Historic house in Virginia, United States

The historic home listed as Lewis Farm, also known as The Farm and John A. G. Davis Farm, is located at Charlottesville, Virginia. It was built in 1826, and is a two-story brick dwelling with a low hipped roof and two large chimneys. On the front facade is a Tuscan order portico with a terrace above. The house was built by individuals who worked with Thomas Jefferson on building the University of Virginia. Its builder, John A. G. Davis, was law professor at the University of Virginia and was shot and killed outside Pavilion X by a student in 1840. During the American Civil War, Brigadier General George Armstrong Custer set up temporary headquarters at the house where he remained for three days.

It was listed on the National Register of Historic Places in 1982.

==History==
In 1735, Nicholas Meriwether obtained patents from King George III to approximately 19,000 acres in Albemarle County east of Charlottesville. One parcel of 1020 acres was located west of the Rivanna River, the area which now is the Locust Grove and Belmont neighborhoods. It became known as "The Farm" because it was the one cleared area in a virgin forest.

A main house and out buildings were built at "The Farm" on the hill facing the river to the east. The house burned after a couple of decades. Nicholas Lewis, grandson of Meriwether, inherited the property in 1762 and built another main house facing the river around 1770. Nicholas Lewis (1734-1808) was an Albemarle County landowner and friend of Thomas Jefferson. Lewis was also an officer in the American Revolution, a County magistrate, Surveyor, and Sheriff. After the death of Nicholas Meriwether, his grandfather, in 1744, Lewis inherited The Farm, 1,020 acres on both sides of the Rivanna River east of Charlottesville. The estate was the headquarters of British Lt. Col. Banastre Tarleton, who occupied Charlottesville for a day in 1781 to pursue Jefferson and the rest of the Virginian legislators.

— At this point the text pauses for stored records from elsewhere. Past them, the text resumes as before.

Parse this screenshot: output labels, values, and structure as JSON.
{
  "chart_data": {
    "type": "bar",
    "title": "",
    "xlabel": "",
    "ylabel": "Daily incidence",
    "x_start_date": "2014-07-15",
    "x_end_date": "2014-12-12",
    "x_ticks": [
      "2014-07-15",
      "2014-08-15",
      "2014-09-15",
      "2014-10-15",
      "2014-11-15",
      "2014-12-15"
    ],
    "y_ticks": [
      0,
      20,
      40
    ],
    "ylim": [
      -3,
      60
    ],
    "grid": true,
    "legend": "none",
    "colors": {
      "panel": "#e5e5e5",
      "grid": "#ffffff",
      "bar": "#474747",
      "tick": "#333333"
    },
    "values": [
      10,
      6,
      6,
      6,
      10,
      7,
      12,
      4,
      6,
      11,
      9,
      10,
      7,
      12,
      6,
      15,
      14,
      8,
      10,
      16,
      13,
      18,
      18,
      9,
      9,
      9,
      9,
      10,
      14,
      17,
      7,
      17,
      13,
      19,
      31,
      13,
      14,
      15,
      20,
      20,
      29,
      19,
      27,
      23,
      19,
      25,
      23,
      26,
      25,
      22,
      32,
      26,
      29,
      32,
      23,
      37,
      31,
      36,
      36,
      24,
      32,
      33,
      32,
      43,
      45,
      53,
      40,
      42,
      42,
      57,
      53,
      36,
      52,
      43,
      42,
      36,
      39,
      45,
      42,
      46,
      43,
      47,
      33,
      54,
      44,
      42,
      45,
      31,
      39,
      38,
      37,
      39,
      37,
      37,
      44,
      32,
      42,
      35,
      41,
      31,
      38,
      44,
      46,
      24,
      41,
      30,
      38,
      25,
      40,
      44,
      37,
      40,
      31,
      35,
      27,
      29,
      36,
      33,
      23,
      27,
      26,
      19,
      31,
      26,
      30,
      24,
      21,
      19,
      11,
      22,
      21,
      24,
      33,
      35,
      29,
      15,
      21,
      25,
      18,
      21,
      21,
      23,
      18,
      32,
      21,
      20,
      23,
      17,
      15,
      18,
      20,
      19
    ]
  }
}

It was described as a place of beauty surrounded by a garden of roses, shrubs and fine fruit. It could have been built on or near the foundations for the first house. A listing in The Mutual Assurance Society of Virginia records from 1805 may describe the house. It was a wooden dwelling two stories high, 48 feet long and 22 feet wide. There is an active spring down the hill a couple of hundred yards to the south. All that remains is the kitchen or cook's house. It now is in the middle of a middle class housing subdivision facing Twelfth Street. It is still surrounded by mature hardwood trees and retains its view of Monticello. Nicholas Lewis was buried on his property in a cemetery on a hilltop overlooking the river where his gravestone says January 19, 1734 to December 8, 1808.